Bir tahliyenin yargısal analizi: Tutan da bırakan da yargı mı, devlet mi?

İzmir’de tutuklu bulunan ABD’li Rahip Andrew Craig Brunson’un tahliye edilmesi, Türkiye’de yargının siyasi kararla iş yaptığının en önemli göstergelerinden biri oldu.

Alican Uludağ

Geçen hafta yapılan duruşmada mahkemenin, Brunson’un tutukluluğunun devamına karar vermesi de dün tahliyeye hükmetmesi de devlet kararını ortaya koydu.

15 Temmuz darbe girişiminin ardından ilan edilen OHAL süresince Türk yargısının uygulamaları, yürütme ile uyumlu şekilde oldu. İktidarın suçlu ya da suçsuz olsun “terörist” dediği kişiler, anında yargı kararıyla tutuklandı. Bu durum, daha önce gazeteci Deniz Yücel’in tutuklanması olayında yaşandı. Erdoğan, İstanbul’da tutuklanan Deniz Yücel için “terörist” ifadesini kullanmış ve “asla iade edilmeyeceğini” duyurmuştu. Almanya ile krize neden olan Deniz Yücel davası sürecinde yaşanan “pazarlıklar” ve “diplomasi trafiği” sonucu Deniz Yücel bir yıla yakın cezaevinde kaldıktan sonra 16 Şubat’ta tahliye edildi. Yücel, İstanbul’da hazır edilen özel bir uçakla Almanya’ya götürüldü. Mahkeme, iktidardan esen rüzgara göre karar verdi.

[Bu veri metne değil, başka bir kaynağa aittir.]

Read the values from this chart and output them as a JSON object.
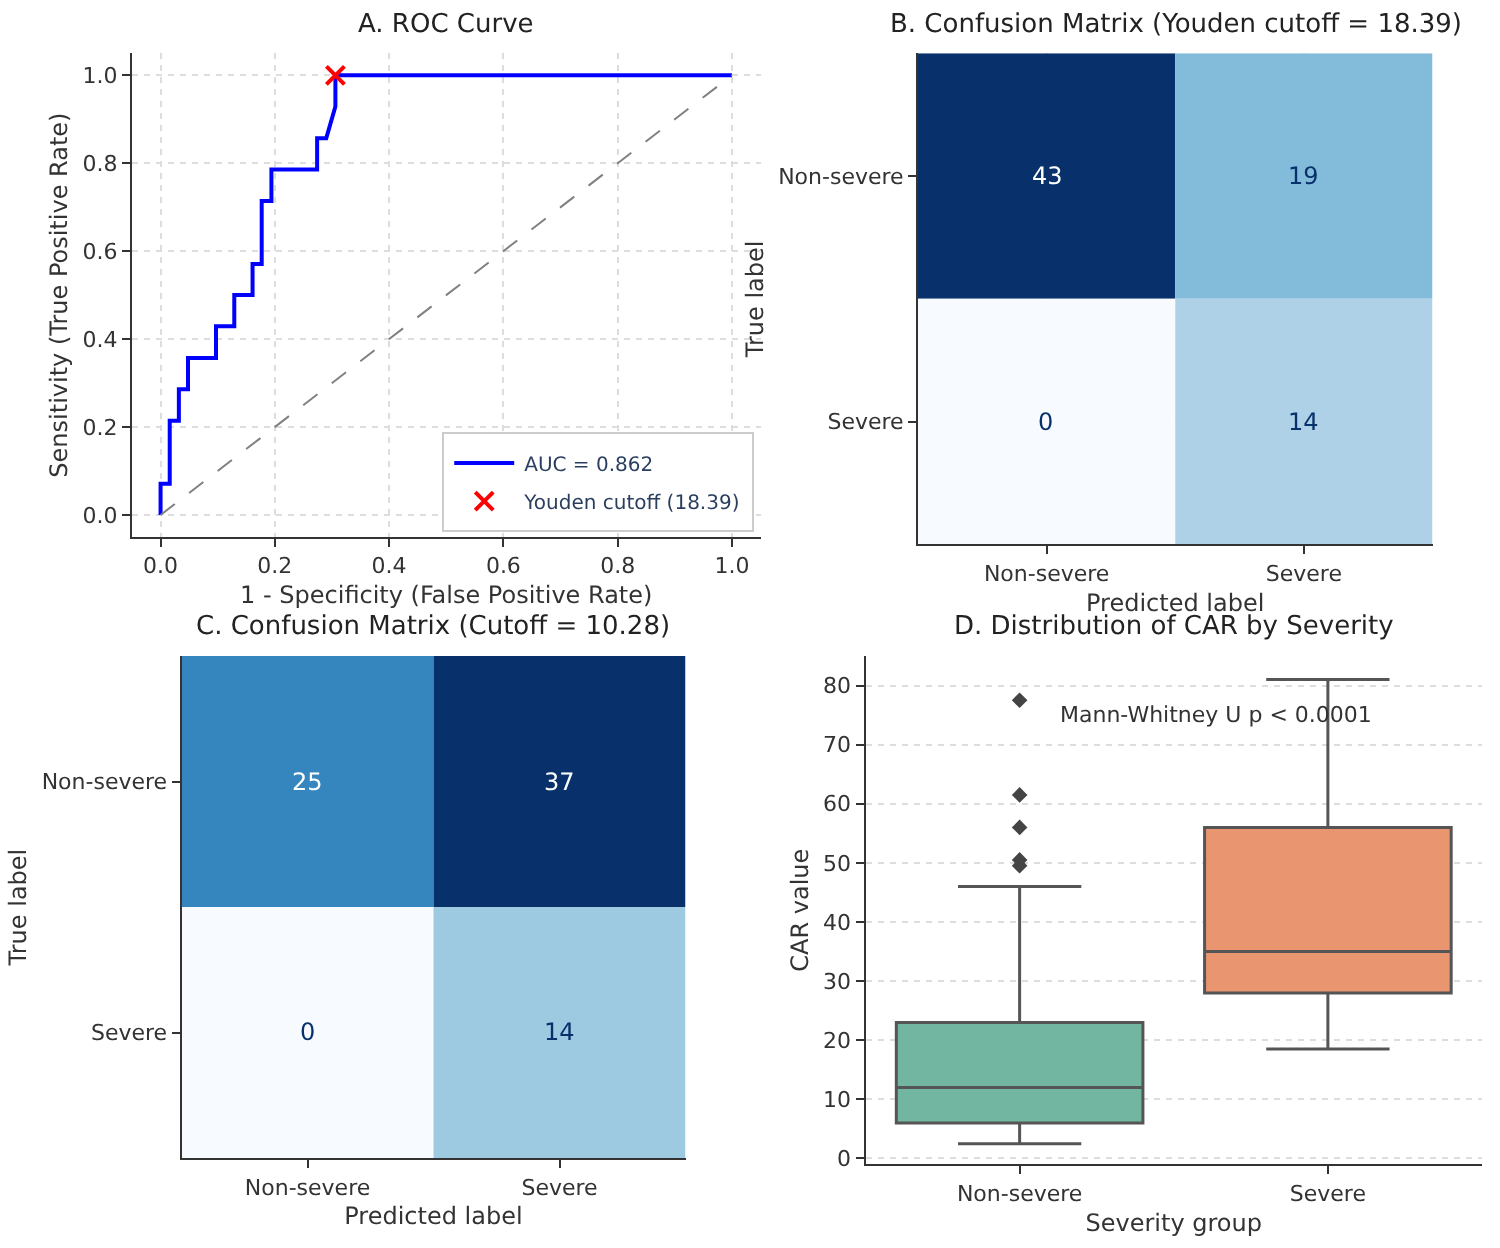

Yargının, hükümet/devlet kararıyla cezaevinden adam çıkarmasının son örneği Rahip Brunson oldu. Proteston cemaatine ait İzmir Diriliş Kilisesi Pastörü Andrew Craig Brunson, 9 Aralık 2016’da FETÖ ve PKK gerekçeleriyle tutuklandı.  Hazırlanan iddianamede, rahibe ‘FETÖ’ye ve PKK’ya üye olmamakla birlikte örgüt adına suç işleme’ ve ‘devletin gizli kalması gereken bilgileri siyasal veya askeri casusluk” suçlaması yöneltildi.

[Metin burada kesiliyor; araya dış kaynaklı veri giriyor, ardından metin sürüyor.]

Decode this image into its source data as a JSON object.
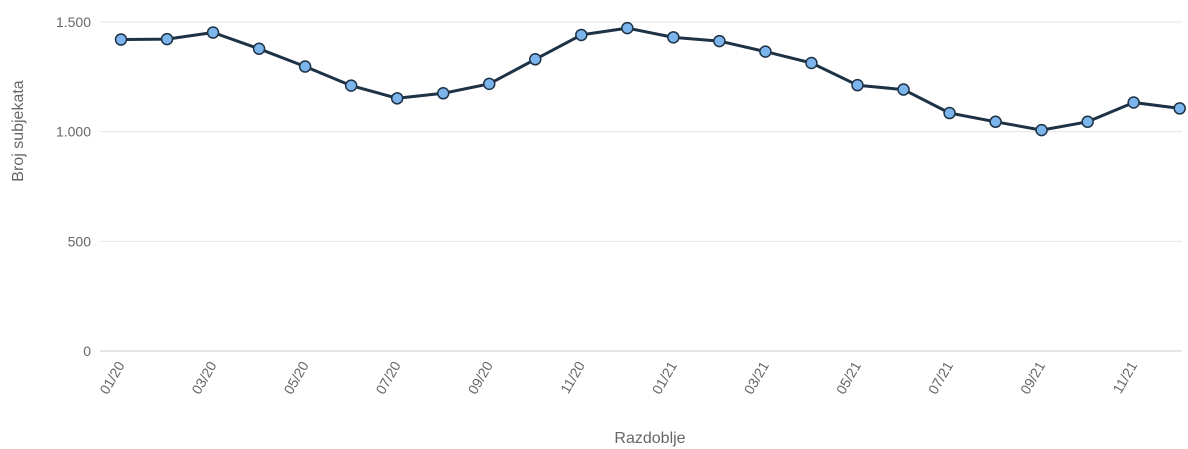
{
  "chart_data": {
    "type": "line",
    "title": "",
    "xlabel": "Razdoblje",
    "ylabel": "Broj subjekata",
    "ylim": [
      0,
      1500
    ],
    "yticks": [
      {
        "value": 0,
        "label": "0"
      },
      {
        "value": 500,
        "label": "500"
      },
      {
        "value": 1000,
        "label": "1.000"
      },
      {
        "value": 1500,
        "label": "1.500"
      }
    ],
    "categories": [
      "01/20",
      "02/20",
      "03/20",
      "04/20",
      "05/20",
      "06/20",
      "07/20",
      "08/20",
      "09/20",
      "10/20",
      "11/20",
      "12/20",
      "01/21",
      "02/21",
      "03/21",
      "04/21",
      "05/21",
      "06/21",
      "07/21",
      "08/21",
      "09/21",
      "10/21",
      "11/21",
      "12/21"
    ],
    "xtick_labels": [
      "01/20",
      "",
      "03/20",
      "",
      "05/20",
      "",
      "07/20",
      "",
      "09/20",
      "",
      "11/20",
      "",
      "01/21",
      "",
      "03/21",
      "",
      "05/21",
      "",
      "07/21",
      "",
      "09/21",
      "",
      "11/21",
      ""
    ],
    "series": [
      {
        "values": [
          1420,
          1422,
          1452,
          1378,
          1297,
          1210,
          1152,
          1175,
          1218,
          1330,
          1441,
          1472,
          1430,
          1413,
          1365,
          1313,
          1212,
          1192,
          1085,
          1045,
          1007,
          1045,
          1133,
          1106
        ]
      }
    ],
    "grid": true,
    "legend": "none",
    "colors": {
      "line": "#1e3246",
      "marker": "#7cb5ec",
      "grid": "#e6e6e6"
    }
  }
}
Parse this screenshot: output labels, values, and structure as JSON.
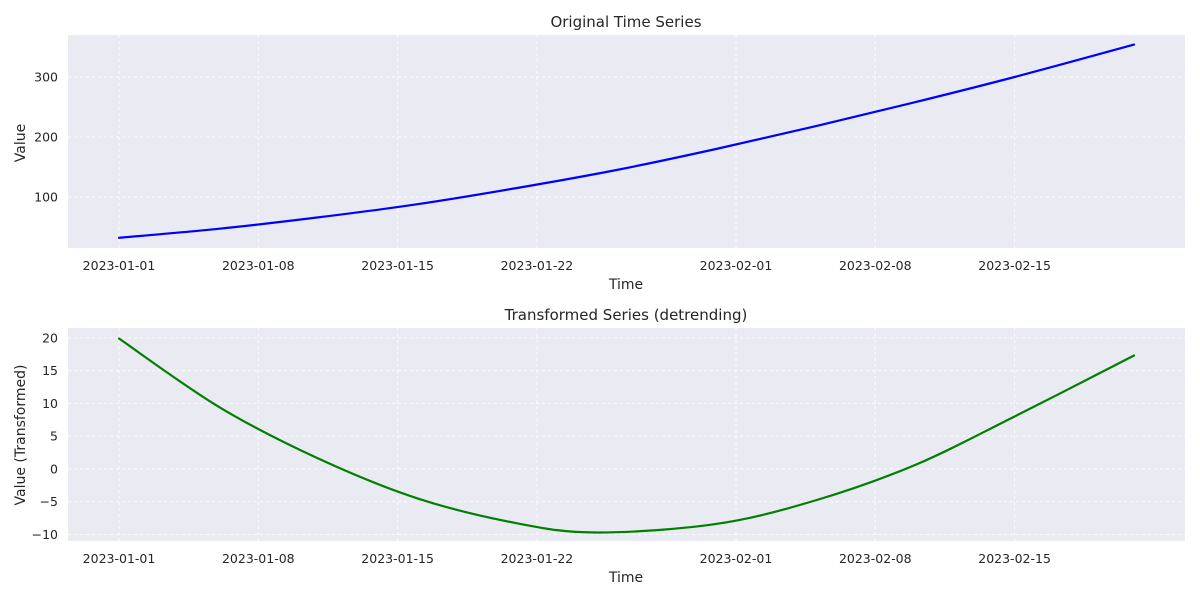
{
  "chart_data": [
    {
      "type": "line",
      "title": "Original Time Series",
      "xlabel": "Time",
      "ylabel": "Value",
      "x_range": [
        "2023-01-01",
        "2023-02-21"
      ],
      "xticks": [
        "2023-01-01",
        "2023-01-08",
        "2023-01-15",
        "2023-01-22",
        "2023-02-01",
        "2023-02-08",
        "2023-02-15"
      ],
      "yticks": [
        100,
        200,
        300
      ],
      "ytick_labels": [
        "100",
        "200",
        "300"
      ],
      "ylim": [
        15,
        370
      ],
      "grid": true,
      "color": "#0000ff",
      "series": [
        {
          "x": [
            "2023-01-01",
            "2023-01-06",
            "2023-01-11",
            "2023-01-16",
            "2023-01-21",
            "2023-01-26",
            "2023-01-31",
            "2023-02-05",
            "2023-02-10",
            "2023-02-15",
            "2023-02-21"
          ],
          "values": [
            32,
            47,
            66,
            88,
            115,
            145,
            180,
            218,
            258,
            300,
            354
          ]
        }
      ]
    },
    {
      "type": "line",
      "title": "Transformed Series (detrending)",
      "xlabel": "Time",
      "ylabel": "Value (Transformed)",
      "x_range": [
        "2023-01-01",
        "2023-02-21"
      ],
      "xticks": [
        "2023-01-01",
        "2023-01-08",
        "2023-01-15",
        "2023-01-22",
        "2023-02-01",
        "2023-02-08",
        "2023-02-15"
      ],
      "yticks": [
        20,
        15,
        10,
        5,
        0,
        -5,
        -10
      ],
      "ytick_labels": [
        "20",
        "15",
        "10",
        "5",
        "0",
        "−5",
        "−10"
      ],
      "ylim": [
        -11,
        21.5
      ],
      "grid": true,
      "color": "#008000",
      "series": [
        {
          "x": [
            "2023-01-01",
            "2023-01-06",
            "2023-01-11",
            "2023-01-16",
            "2023-01-21",
            "2023-01-25",
            "2023-01-31",
            "2023-02-05",
            "2023-02-10",
            "2023-02-15",
            "2023-02-21"
          ],
          "values": [
            19.9,
            9.5,
            1.6,
            -4.5,
            -8.3,
            -9.7,
            -8.4,
            -4.8,
            0.6,
            8.0,
            17.3
          ]
        }
      ]
    }
  ]
}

İzmir İkinci Ağır Ceza Mahkemesi’nde yapılan duruşmalar boyunca Brunson tahliye edilmedi. Mahkeme, sanık hakkında kuvvetli suç şüphesini gösteren olguların varlığı ve kaçma şüphesi gerekçesiyle Brunson’u tahliye etmedi. Son duruşma geçen hafta görüldü ve mahkeme yine tahliye kararı vermedi. Ancak bu duruşmadan sonra ABD Başkanı Trump’un Erdoğan’ın adını vererek yaptığı paylaşımdan sonra durum değişti. Mahkeme, dün Brunson’u tahliye ederken, ev hapsine aldı.
Bir haftada mahkemenin kararının değişmesinin nedeni, devletin tepesinden iletilen mesaj oldu. Alınan bilgiye göre, bakanlıktan gelen mesajı alan ve olayı “devlet meselesi” gören mahkeme, kendi kararlarını da unutarak Brunson’u tahliye etti. Elbette daha önce tutukluluğun devamına ilişkin verilen karar da bu tahliye kararı da “devlet aklının” bir ürünüydü. ABD’nin Gülen’i iade etmemesi, Hakan Atila davasının Türkiye aleyhinde sonuçlanması süreçlerinde elini güçlü tutmak isteyen Türkiye, ABD’li rahibi koz olarak elinde tuttu. Yargı da “ulusal çıkarlara” uygun davrandı.
Son süreçte, ne pazarlıklar yaşandı, tam olarak bilinmese de mahkemenin tahliye kararı “bağımsız yargının” son uyumlu hareketi oldu.

Türkiye, Brunson’u cezaevinden tahliye ederek, ev hapsine almasıyla ABD’ye karşı hamle yaptı. Şimdi ABD’den gelecek adımlara göre ev hapsinin devam edip etmeyeceği netleşecek. Türkiye istediğini alırsa, “bağımsız yargının” kararıyla ev hapsi kalkacak ve belki de ABD Başkanı’nın dediği gibi Brunson ülkesine dönebilecek.